We had all this beautiful food and our smiling host in front of us. The only problem was that our vocabulary was limited to a few words such as marhaba, assalamu-‘alaikum, shway shway, la, and of course, habibi. As Omar patiently waited for us to begin eating first, we tried to figure out how to say, where are the forks? in Arabic. After some gesturing back and forth and a bit of nervous laughter we served ourselves with bread.
Before we went, I extended the invitation to one fellow student who was part of the group and he refused. I couldn’t understand why someone would say no to such a generous offer. When I pressed him he became annoyed and dismissive. I was dismayed by this reaction. Then I remembered myself at the very start of the trip. I was too timid and unsure of myself to even step out of the car and share a coke with the driver on the way from the airport.

I could have looked back on that version of myself with shame. And even though it was a small moment, regret for all the lost possibility a closed off attitude towards life can represent. Or I could be proud of how far I had come. Even within just a few months, how I grew to be more adventurous, more open to new experiences. And as a result, how this change in attitude had enriched my life in a very tangible way.
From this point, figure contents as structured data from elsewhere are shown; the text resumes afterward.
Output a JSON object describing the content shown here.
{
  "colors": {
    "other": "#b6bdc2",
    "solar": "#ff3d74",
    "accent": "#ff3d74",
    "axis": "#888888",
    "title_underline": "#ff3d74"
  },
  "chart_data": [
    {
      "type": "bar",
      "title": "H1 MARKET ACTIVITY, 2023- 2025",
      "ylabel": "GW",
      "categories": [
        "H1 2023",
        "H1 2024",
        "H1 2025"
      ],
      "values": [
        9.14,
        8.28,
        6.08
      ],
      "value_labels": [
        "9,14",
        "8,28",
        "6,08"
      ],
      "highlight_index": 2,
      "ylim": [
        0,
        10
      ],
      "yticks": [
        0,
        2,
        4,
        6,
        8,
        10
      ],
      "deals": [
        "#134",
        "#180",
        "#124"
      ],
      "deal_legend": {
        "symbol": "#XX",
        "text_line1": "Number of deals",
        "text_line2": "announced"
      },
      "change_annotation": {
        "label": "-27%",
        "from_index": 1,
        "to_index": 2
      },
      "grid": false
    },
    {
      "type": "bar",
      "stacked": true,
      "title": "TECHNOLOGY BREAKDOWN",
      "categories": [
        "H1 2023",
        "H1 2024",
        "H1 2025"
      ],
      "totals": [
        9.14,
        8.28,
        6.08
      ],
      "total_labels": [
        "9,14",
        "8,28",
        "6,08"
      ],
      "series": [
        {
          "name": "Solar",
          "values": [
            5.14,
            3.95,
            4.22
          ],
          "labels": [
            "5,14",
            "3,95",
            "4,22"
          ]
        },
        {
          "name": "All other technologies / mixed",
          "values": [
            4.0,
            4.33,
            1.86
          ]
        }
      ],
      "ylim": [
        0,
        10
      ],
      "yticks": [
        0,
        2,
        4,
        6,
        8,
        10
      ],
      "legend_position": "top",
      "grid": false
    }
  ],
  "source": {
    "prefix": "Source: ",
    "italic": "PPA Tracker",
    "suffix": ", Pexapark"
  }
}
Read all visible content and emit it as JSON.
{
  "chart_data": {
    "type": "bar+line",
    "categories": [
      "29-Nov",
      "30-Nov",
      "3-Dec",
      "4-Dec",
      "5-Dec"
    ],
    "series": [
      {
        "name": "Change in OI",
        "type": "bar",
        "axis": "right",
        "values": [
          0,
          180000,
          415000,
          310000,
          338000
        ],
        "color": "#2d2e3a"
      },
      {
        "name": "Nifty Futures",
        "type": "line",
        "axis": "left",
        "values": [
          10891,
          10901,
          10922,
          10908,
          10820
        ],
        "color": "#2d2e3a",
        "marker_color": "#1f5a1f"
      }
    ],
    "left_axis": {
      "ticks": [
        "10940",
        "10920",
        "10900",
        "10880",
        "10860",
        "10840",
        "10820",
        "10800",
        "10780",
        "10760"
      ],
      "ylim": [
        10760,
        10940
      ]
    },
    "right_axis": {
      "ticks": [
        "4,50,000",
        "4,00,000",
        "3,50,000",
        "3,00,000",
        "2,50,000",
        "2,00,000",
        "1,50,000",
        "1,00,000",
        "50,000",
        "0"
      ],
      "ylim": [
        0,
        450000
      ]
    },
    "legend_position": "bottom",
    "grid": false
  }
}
Thinking back to who I was when I was 22, I was scared of so many things. Some of the things I was scared of were very real, such as financial insecurity. I was scared of losing my scholarship and not graduating college. But other things were very much a prison of my own making. Now, I am still afraid of things that are not real. But I am working towards breaking free of those things, and the connection and possibility doing so offers, despite the risk.